Dr. Berry stressed that community outreach is a priority for him and for the congregation.

“I want to stand before God one day and say our main priority was not about having the best choir or the best looking facility, but that we were more serious about changing people’s lives, not only spiritually, but socially,” he said.

Among its ministries, Fourth Baptist formed a partnership with Richmond Public Schools last year. About 20 volunteers from the church tutor students from nearby George Mason Elementary School after school Monday through Wednesday at the church at 2800 P St.

The church also operates a clothes and food pantry three days a week in a partnership with the Richmond Department of Social Services called “The Resource Center.”

Fourth Baptist also opens its doors to Boys and Girls Scout troops, has back-to-school giveaways and houses homeless people through CARITAS.

The church provides food for more than 200 people during Thanksgiving, offers financial literacy workshops, college preparation classes and parenting classes.

Dr. Berry said he wants to give back because others helped him along the way.

He remembers his second-grade teacher, Lillie Courtney, spending extra time teaching him to read after school because “I couldn’t comprehend what I was reading and was last in my class in reading.”

“By the end of the year, I was among the top readers in the class,” he said. “There’s no telling what kind of future I might have had if it hadn’t been for her.”

Dr. Berry said the tutoring paid big dividends when he finished in the top 10 percent academically of his high school class. He earned an academic scholarship to the University of Florida in Gainesville, where he earned a degree in nutrition.

He said he intended to go to medical school and already had taken the medical school entrance exam, but had a change of heart during his junior year after he was stricken with viral meningitis. Doctors also found a cyst on his brain.

While he recovered, Dr. Berry said the health scares caused him “to do an inventory on my life.”

“After a lot of prayer, I felt in my spirit that God said, ‘I’ve got work for you to do.’ I knew what that meant. He wanted me to go into the ministry. I decided I may not be a physician for the body, but I would be a physician of the soul,” he said.

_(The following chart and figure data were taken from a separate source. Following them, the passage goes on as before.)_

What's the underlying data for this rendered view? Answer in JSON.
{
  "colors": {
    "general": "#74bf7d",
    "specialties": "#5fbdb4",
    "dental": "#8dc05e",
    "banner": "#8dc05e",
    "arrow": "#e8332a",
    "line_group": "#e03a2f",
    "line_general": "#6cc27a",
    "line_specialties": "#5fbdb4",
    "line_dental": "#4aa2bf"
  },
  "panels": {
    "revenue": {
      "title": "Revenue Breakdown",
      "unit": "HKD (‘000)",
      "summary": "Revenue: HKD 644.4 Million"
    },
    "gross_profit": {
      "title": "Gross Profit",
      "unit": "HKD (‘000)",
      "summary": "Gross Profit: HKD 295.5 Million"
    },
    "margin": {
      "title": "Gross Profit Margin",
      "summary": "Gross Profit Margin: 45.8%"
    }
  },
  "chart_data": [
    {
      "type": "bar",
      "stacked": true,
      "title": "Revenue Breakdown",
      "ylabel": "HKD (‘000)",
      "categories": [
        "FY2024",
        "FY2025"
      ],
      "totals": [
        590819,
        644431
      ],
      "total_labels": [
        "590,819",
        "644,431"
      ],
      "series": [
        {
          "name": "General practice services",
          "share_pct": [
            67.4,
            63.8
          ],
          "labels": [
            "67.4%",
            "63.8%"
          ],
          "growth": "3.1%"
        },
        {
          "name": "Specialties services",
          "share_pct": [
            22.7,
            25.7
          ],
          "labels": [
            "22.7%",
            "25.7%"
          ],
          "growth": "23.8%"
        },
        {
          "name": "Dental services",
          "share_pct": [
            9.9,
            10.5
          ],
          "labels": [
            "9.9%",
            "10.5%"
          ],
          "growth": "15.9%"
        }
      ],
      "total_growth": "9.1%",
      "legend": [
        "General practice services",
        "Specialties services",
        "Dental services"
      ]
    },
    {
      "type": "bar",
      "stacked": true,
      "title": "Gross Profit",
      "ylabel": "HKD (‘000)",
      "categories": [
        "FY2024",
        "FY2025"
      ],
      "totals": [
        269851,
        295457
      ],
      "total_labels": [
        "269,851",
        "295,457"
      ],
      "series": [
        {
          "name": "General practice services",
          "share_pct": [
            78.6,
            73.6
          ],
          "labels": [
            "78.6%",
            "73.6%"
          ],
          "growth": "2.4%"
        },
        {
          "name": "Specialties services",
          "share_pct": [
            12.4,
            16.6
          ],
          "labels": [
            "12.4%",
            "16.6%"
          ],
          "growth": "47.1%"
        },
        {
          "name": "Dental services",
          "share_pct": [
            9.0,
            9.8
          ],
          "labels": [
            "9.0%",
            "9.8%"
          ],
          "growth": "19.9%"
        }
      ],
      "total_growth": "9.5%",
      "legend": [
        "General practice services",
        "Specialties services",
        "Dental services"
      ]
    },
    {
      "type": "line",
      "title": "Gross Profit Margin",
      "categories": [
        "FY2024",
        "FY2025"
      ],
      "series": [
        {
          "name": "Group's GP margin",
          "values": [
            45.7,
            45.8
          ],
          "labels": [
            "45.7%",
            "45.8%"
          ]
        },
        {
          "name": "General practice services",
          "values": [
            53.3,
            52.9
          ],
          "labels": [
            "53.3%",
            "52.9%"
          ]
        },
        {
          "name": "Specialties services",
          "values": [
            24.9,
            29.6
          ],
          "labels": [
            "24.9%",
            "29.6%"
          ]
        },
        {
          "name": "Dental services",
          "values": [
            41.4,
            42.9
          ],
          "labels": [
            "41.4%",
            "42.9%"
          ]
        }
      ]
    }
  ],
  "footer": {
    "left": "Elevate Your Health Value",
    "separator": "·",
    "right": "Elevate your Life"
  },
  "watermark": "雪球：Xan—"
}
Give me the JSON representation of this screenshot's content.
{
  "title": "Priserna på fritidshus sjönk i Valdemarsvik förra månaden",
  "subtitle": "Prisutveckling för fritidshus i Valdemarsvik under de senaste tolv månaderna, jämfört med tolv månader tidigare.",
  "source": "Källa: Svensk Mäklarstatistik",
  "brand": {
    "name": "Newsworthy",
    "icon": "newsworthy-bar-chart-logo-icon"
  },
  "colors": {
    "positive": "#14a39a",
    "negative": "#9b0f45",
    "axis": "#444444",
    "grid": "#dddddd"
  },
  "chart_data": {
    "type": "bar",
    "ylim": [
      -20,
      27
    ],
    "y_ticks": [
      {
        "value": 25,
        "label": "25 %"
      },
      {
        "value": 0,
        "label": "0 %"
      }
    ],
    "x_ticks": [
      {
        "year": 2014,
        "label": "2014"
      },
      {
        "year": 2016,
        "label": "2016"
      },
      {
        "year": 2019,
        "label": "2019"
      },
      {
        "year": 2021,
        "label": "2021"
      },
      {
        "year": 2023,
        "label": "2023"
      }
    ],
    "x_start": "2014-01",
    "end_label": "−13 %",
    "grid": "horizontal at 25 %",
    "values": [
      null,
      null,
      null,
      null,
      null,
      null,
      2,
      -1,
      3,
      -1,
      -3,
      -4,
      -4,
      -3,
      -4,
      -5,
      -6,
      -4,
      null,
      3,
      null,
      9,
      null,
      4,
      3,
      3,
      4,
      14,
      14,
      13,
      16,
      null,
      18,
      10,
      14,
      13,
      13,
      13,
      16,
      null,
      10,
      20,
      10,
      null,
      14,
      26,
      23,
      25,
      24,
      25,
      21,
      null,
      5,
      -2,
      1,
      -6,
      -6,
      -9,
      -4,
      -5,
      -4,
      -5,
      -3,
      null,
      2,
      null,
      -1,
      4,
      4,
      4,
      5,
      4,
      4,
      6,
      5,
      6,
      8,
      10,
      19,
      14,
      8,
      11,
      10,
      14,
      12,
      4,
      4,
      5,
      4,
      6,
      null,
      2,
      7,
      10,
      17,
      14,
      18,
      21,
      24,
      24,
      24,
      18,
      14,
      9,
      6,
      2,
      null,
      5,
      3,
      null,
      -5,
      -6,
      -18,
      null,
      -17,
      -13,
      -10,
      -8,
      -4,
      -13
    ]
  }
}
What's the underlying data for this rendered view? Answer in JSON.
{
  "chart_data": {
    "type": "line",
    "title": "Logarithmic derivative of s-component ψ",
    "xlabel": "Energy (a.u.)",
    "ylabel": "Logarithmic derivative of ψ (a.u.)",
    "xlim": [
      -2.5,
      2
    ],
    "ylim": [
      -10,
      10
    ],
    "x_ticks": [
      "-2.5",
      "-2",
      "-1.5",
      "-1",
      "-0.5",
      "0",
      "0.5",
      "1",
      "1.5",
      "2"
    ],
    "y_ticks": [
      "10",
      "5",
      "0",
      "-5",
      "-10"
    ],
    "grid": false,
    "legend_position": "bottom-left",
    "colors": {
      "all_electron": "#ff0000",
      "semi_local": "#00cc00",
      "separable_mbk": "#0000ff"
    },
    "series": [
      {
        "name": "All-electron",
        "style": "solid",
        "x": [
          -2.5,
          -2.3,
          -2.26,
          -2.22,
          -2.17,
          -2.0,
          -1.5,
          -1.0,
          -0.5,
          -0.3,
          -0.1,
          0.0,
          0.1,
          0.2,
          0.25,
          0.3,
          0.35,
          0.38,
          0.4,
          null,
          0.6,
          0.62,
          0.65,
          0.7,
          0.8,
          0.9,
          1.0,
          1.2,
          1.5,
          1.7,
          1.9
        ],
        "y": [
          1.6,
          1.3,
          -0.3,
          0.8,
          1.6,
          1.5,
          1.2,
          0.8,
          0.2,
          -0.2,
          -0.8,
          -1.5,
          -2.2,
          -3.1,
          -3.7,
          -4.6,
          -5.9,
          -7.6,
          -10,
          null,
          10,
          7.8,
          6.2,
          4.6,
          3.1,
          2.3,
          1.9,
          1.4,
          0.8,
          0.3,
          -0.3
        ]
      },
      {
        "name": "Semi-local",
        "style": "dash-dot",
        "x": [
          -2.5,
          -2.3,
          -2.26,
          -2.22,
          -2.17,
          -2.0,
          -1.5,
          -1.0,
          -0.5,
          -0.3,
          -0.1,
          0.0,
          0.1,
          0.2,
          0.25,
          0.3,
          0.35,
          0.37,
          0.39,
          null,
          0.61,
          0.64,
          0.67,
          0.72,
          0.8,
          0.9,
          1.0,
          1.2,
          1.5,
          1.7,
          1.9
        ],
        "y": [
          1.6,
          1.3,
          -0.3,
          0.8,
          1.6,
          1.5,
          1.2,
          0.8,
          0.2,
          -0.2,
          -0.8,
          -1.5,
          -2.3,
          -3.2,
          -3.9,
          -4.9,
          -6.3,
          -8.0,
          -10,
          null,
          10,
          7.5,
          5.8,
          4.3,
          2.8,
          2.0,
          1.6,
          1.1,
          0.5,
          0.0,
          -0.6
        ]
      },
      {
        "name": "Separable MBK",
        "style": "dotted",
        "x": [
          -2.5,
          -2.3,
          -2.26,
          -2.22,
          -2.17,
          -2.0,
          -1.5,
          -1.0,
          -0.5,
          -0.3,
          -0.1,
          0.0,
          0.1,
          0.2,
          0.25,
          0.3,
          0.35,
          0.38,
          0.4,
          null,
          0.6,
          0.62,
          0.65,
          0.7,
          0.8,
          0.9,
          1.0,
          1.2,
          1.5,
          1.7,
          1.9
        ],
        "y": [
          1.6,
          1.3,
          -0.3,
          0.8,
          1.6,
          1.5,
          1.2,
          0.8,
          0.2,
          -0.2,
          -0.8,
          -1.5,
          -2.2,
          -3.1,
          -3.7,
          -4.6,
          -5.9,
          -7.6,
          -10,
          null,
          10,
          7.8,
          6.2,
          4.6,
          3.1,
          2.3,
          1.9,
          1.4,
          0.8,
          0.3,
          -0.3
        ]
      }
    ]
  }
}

Dr. Berry went on to earn a master’s in divinity from Emory University’s Candler School of Theology in Atlanta in 2006.

He earned a doctorate in ministry from Virginia Union University’s Samuel DeWitt Proctor School of Theology in 2014.

Dr. Berry was serving as director of Christian education at Sweet Home Missionary Baptist Church in Miami when a former member at Fourth Baptist who attended Sweet Home recommended he apply for the job in Richmond. Rev. Michael Jones, Fourth Baptist’s pastor at the time, had resigned to begin Village of Faith Ministries in Henrico County. Nearly 200 applicants sought the position, Dr. Berry said.

When he was hired in 2010 at age 32, Dr. Berry became the youngest pastor ever to lead the church. Dr. Berry said he embraces the title of being a minister for “social justice.”

“Jesus spent more time outside the temple than in it,” he said. “He focused on caring about the last, the least, the lost, leftover and looked over.”

Dr. Berry said he seeks to minister so that all people feel welcome.

“We have people with doctorates and GEDs, business owners and minimum wage workers,” he said.

Dr. Berry believes it’s also important for him to work outside the church to make a difference in the community. He serves on the board of Virginia Alliance Against Mass Incarceration, whose mission is to aid ex-offenders and advocate for changes to the criminal justice system that disparately affects people of color.

Dr. Berry also chairs the annual Martin Luther King Jr. breakfast for the Baptist Ministers’ Conference of Richmond and Vicinity and serves on the board of the Baptist General Convention of Virginia and the Richmond Christian Leadership Institute.

He will be honored for making a difference in the community when the Richmond Branch NAACP presents him with its Trailblazer Award Saturday, Nov. 7, at its Freedom Fund Awards Gala 2015.

“I want the legacy of Fourth Baptist to be that we are a church that is engaged in the community and that we are out there doing the heavy lifting in the community,” he said.